[Note.--It is for me to answer that question. Give the miserable wretch his due. His conduct meant, in one plain word--remorse. The only excuse left that he could make to his own conscience for the infamous part which he was playing, was this--that his brother's personal disfigurement presented a fatal obstacle in the way of his brother's marriage. And now Lucilla's own words, Lucilla's own actions, had told him that Oscar's face was no obstacle to her seeing Oscar perpetually in the familiar intercourse of domestic life. The torture of self-reproach which this discovery inflicted on him, drove him out of her presence. His own lips would have betrayed him, if he had spoken a word more to her at that moment.

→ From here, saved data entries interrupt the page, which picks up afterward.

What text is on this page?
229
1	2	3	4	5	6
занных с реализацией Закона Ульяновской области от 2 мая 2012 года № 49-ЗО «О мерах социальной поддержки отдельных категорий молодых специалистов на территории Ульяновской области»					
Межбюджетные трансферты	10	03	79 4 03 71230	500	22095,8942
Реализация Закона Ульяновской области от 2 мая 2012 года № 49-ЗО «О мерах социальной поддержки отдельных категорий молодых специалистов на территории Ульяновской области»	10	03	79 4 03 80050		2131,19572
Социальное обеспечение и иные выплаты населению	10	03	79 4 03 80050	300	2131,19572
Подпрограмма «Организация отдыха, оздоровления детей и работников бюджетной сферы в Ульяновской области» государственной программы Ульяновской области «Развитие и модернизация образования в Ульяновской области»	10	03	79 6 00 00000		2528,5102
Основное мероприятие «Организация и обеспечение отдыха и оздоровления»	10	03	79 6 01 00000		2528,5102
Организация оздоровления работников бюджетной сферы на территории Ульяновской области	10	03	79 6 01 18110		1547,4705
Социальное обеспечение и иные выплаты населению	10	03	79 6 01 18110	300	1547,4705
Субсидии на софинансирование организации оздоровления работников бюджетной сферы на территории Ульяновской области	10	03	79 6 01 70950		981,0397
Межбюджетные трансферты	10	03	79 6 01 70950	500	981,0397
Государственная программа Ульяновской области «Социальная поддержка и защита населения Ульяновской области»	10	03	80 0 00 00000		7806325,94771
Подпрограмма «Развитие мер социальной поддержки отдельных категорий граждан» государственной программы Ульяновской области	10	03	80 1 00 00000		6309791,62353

This is no speculation of mine. I know what I am now writing to be the truth.--P.]
It is night again. I am in my bed-room--too nervous and too anxious to go to rest yet. Let me employ myself in finishing this private record of the events of the day.

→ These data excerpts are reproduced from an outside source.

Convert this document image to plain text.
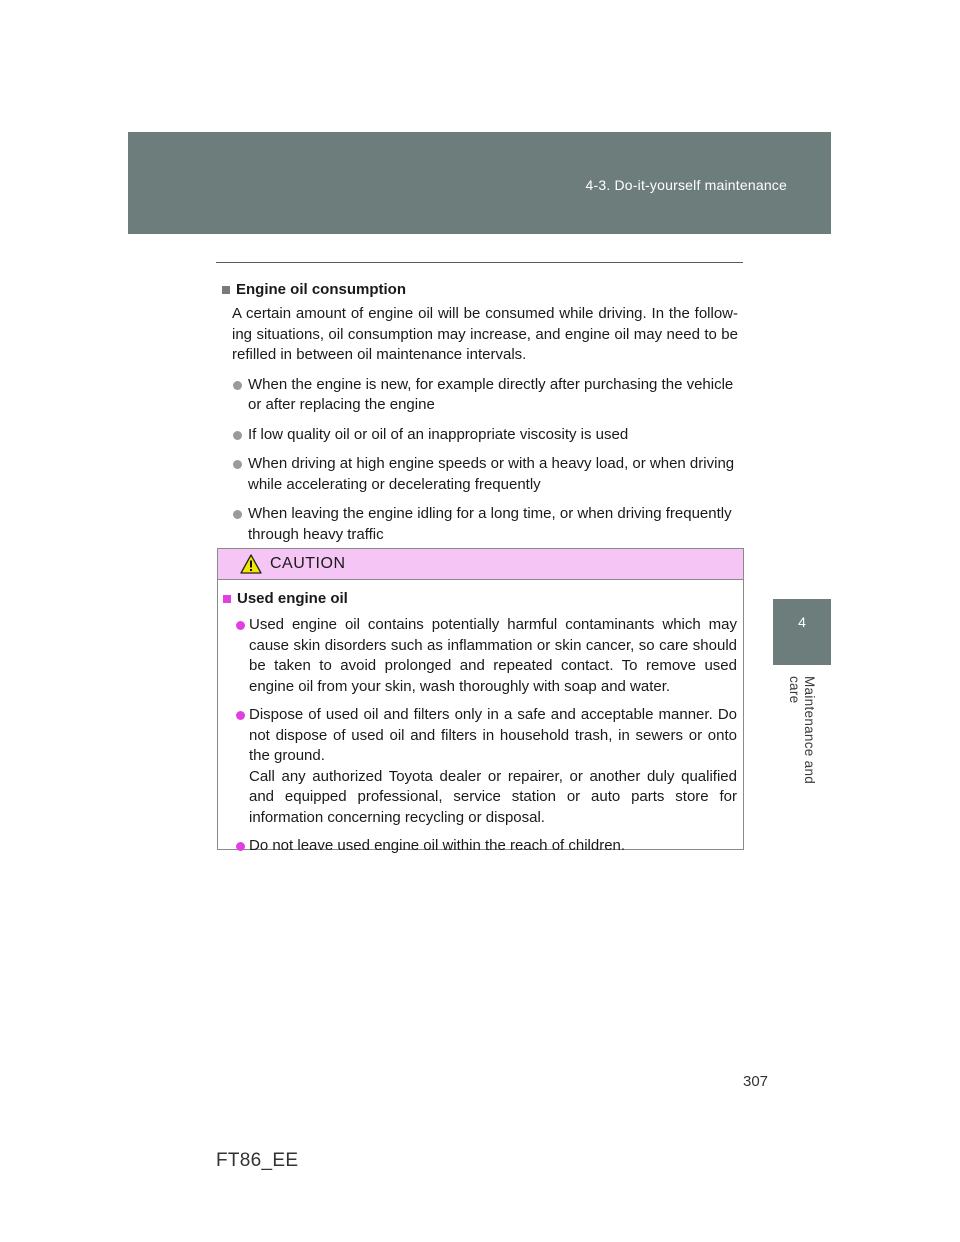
4-3. Do-it-yourself maintenance
4
Maintenance and care
Engine oil consumption
A certain amount of engine oil will be consumed while driving. In the follow-ing situations, oil consumption may increase, and engine oil may need to be refilled in between oil maintenance intervals.
When the engine is new, for example directly after purchasing the vehicle or after replacing the engine
If low quality oil or oil of an inappropriate viscosity is used
When driving at high engine speeds or with a heavy load, or when driving while accelerating or decelerating frequently
When leaving the engine idling for a long time, or when driving frequently through heavy traffic
CAUTION
Used engine oil
Used engine oil contains potentially harmful contaminants which may cause skin disorders such as inflammation or skin cancer, so care should be taken to avoid prolonged and repeated contact. To remove used engine oil from your skin, wash thoroughly with soap and water.
Dispose of used oil and filters only in a safe and acceptable manner. Do not dispose of used oil and filters in household trash, in sewers or onto the ground.
Call any authorized Toyota dealer or repairer, or another duly qualified and equipped professional, service station or auto parts store for information concerning recycling or disposal.
Do not leave used engine oil within the reach of children.
307
FT86_EE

Oscar came a little before dinner-time; haggard and pale, and so absent in mind that he hardly seemed to know what he was talking about. No explanations passed between us. He asked my pardon for the hard things he had said, and the ill-temper he had shown, earlier in the day. I readily accepted his excuses--and did my best to conceal the uneasiness which his vacant, pre-occupied manner caused me. All the time he was speaking to me, he was plainly thinking of something else--he was more unlike the Oscar of my blind remembrances than ever. It was the old voice talking in a new way: I can only describe it to myself in those terms.

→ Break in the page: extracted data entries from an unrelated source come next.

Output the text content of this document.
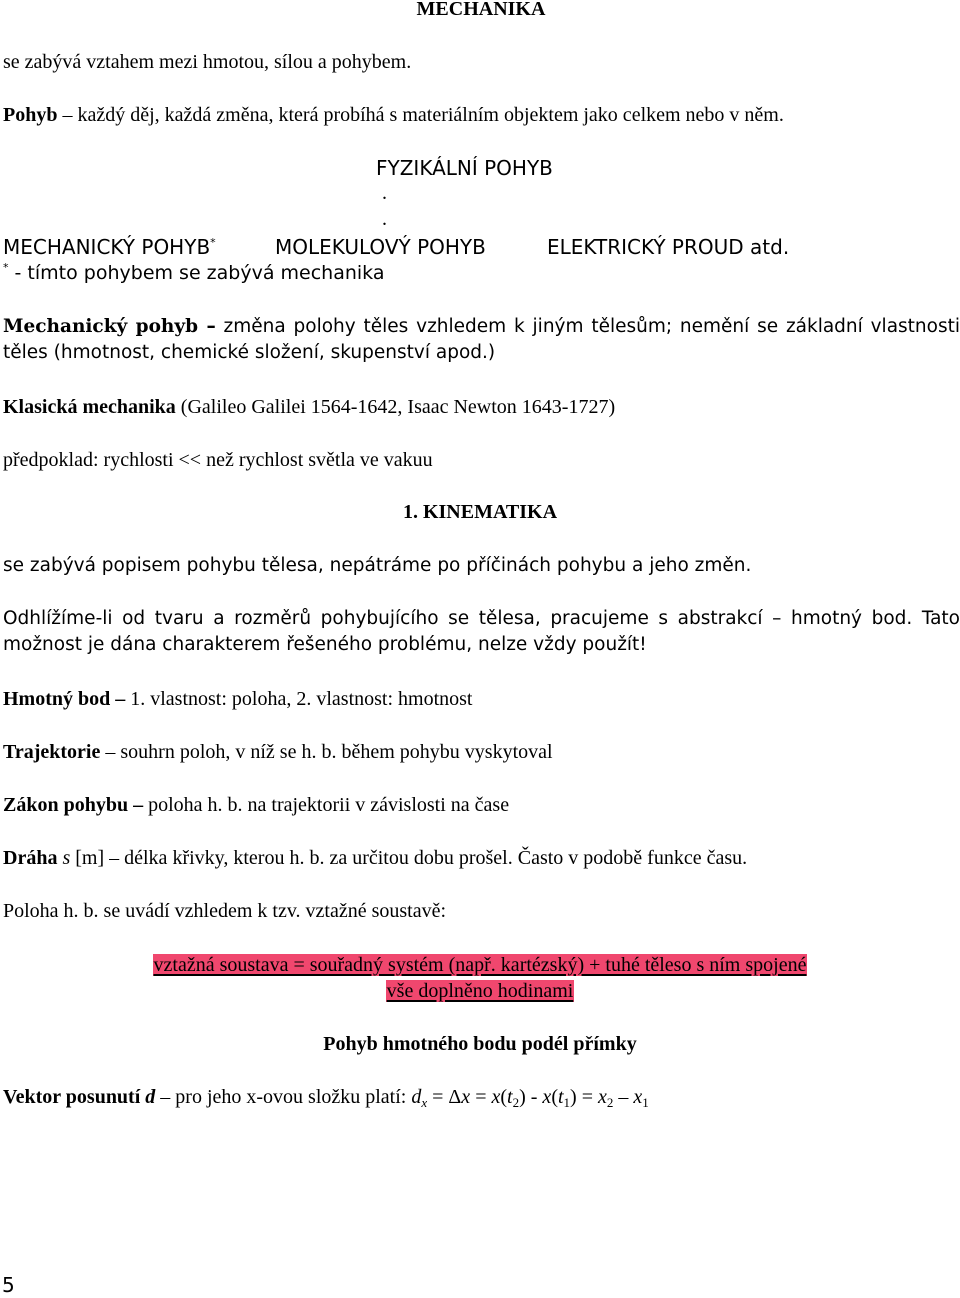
MECHANIKA
se zabývá vztahem mezi hmotou, sílou a pohybem.
Pohyb – každý děj, každá změna, která probíhá s materiálním objektem jako celkem nebo v něm.
FYZIKÁLNÍ POHYB
.
.
MECHANICKÝ POHYB*	MOLEKULOVÝ POHYB	ELEKTRICKÝ PROUD atd.
* - tímto pohybem se zabývá mechanika
Mechanický pohyb – změna polohy těles vzhledem k jiným tělesům; nemění se základní vlastnosti
těles (hmotnost, chemické složení, skupenství apod.)
Klasická mechanika (Galileo Galilei 1564-1642, Isaac Newton 1643-1727)
předpoklad: rychlosti << než rychlost světla ve vakuu
1. KINEMATIKA
se zabývá popisem pohybu tělesa, nepátráme po příčinách pohybu a jeho změn.
Odhlížíme-li od tvaru a rozměrů pohybujícího se tělesa, pracujeme s abstrakcí – hmotný bod. Tato
možnost je dána charakterem řešeného problému, nelze vždy použít!
Hmotný bod – 1. vlastnost: poloha, 2. vlastnost: hmotnost
Trajektorie – souhrn poloh, v níž se h. b. během pohybu vyskytoval
Zákon pohybu – poloha h. b. na trajektorii v závislosti na čase
Dráha s [m] – délka křivky, kterou h. b. za určitou dobu prošel. Často v podobě funkce času.
Poloha h. b. se uvádí vzhledem k tzv. vztažné soustavě:
vztažná soustava = souřadný systém (např. kartézský) + tuhé těleso s ním spojené
vše doplněno hodinami
Pohyb hmotného bodu podél přímky
Vektor posunutí d – pro jeho x-ovou složku platí: $d_x = \Delta x = x(t_2) - x(t_1) = x_2 - x_1$
5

As for his manner, I know it used to be always more or less quiet and retiring in the old days: but was it ever so hopelessly subdued and depressed, as I have seen it to-day? Useless to ask! In the by-gone time, I was not able to see it. My past judgment of him and my present judgment of him have been arrived at by such totally different means, that it seems useless to compare them. Oh, how I miss Madame Pratolungo! What a relief, what a consolation it would have been, to have said all this to her, and to have heard what she thought of it in return!